Par 14/09/2021 - 07:14 • Mis à jour le 14/09/2021 - 07:12

La pratique d'activités sportives en temps de confinement demeure un sujet sensible. En atteste, cette ambiance de défiance entre les gérants de salles de sports. Certains dénoncent des pratiques frauduleuses de leurs concurrents.

    Les dérogations pour la pratique du sport provoquent des crispations entre les gérants de salle

Comme les restaurants, les cinémas et les autres lieux fermés, les salles de sport sont soumises à une fermeture administrative pour limiter la propagation du covid-19.

Dans les faits, certains gérants de salle reçoivent quand même du public. Un public dit prioritaire qui est autorisé pratiquer une activité sportive dans certaines situations.
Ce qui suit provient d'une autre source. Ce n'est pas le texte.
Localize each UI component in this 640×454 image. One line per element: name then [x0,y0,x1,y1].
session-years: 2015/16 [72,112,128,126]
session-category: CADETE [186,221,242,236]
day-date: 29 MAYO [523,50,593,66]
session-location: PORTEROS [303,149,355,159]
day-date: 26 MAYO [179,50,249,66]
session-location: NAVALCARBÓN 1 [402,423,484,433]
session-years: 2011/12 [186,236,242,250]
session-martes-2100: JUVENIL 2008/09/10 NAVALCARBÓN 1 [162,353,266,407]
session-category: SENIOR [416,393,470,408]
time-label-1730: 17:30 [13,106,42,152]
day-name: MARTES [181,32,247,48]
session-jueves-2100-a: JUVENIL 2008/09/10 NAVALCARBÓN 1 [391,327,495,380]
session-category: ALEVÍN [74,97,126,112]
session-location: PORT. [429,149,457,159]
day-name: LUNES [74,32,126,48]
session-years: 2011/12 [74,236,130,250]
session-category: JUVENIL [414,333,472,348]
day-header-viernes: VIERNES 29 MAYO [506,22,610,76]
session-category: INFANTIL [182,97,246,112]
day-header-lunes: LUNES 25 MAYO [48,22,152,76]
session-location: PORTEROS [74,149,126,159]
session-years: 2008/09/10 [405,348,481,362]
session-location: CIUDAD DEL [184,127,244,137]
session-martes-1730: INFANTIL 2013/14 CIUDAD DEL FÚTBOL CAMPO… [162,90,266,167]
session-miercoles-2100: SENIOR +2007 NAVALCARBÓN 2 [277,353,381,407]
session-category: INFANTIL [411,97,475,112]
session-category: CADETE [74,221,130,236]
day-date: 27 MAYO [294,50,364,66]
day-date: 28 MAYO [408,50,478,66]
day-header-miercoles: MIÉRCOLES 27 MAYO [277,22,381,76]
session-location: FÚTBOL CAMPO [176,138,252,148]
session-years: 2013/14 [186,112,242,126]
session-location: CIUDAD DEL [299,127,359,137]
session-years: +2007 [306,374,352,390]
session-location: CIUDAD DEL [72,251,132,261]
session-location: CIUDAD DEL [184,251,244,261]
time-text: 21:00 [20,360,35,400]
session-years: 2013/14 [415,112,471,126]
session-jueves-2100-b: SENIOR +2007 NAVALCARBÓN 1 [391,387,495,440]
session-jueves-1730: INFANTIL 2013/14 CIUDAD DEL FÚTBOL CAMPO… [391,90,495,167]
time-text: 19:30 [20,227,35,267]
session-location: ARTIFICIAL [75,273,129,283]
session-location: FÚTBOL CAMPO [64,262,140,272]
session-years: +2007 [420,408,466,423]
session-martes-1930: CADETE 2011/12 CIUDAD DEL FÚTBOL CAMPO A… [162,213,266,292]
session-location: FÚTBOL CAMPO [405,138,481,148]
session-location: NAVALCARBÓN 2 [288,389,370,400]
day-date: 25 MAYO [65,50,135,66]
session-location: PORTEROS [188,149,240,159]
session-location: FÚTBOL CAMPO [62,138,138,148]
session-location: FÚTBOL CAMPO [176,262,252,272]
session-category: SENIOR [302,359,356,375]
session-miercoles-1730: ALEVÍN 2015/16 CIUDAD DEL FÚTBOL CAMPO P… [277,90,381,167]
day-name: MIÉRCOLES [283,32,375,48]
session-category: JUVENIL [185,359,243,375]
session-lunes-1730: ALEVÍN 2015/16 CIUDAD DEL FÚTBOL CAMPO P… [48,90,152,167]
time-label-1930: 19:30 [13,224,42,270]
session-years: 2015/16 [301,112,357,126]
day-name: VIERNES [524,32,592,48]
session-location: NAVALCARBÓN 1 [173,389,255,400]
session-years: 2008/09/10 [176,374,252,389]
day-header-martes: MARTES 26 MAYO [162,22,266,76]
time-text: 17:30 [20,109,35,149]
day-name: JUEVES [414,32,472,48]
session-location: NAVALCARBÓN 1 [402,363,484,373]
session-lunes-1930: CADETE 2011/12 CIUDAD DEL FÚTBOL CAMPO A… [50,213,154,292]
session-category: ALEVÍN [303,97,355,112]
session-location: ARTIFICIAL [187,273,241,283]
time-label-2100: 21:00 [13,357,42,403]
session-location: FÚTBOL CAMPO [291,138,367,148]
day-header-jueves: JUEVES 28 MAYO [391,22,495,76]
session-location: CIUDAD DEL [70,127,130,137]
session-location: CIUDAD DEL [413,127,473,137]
En effet, sur motif médical, les clients disposant d'un certificat dûment établi par leur médecin peuvent pratiquer certains exercices en salle de sport.

Un décret autorise les gérants à recevoir ces adhérents qui remplissent néanmoins une liste de critères bien précis. Une enseigne récemment installée au Lamentin a tenté l'expérience.

Une initiative mal vue chez les concurrents et qui a fait grincer des dents. Selon eux, il s'agit d'un moyen déguisé pour récupérer les adhérents des autres clubs. Des gérants qui ont tous refusé de s'exprimer publiquement parlent même de concurrence déloyale.

Certains sont même allés jusqu'à dénoncer aux autorités ce qu'ils qualifient de réouverture sauvage. Pourtant, selon nos informations, tous les gérants de salle sont en mesure d'appliquer ces dérogations.

Pour rappel, en temps de confinement la pratique du sport reste possible en plein air dans la limite de 1 kilomètre autour du domicile. Les habitués des salles devront eux encore patienter avant la réouverture.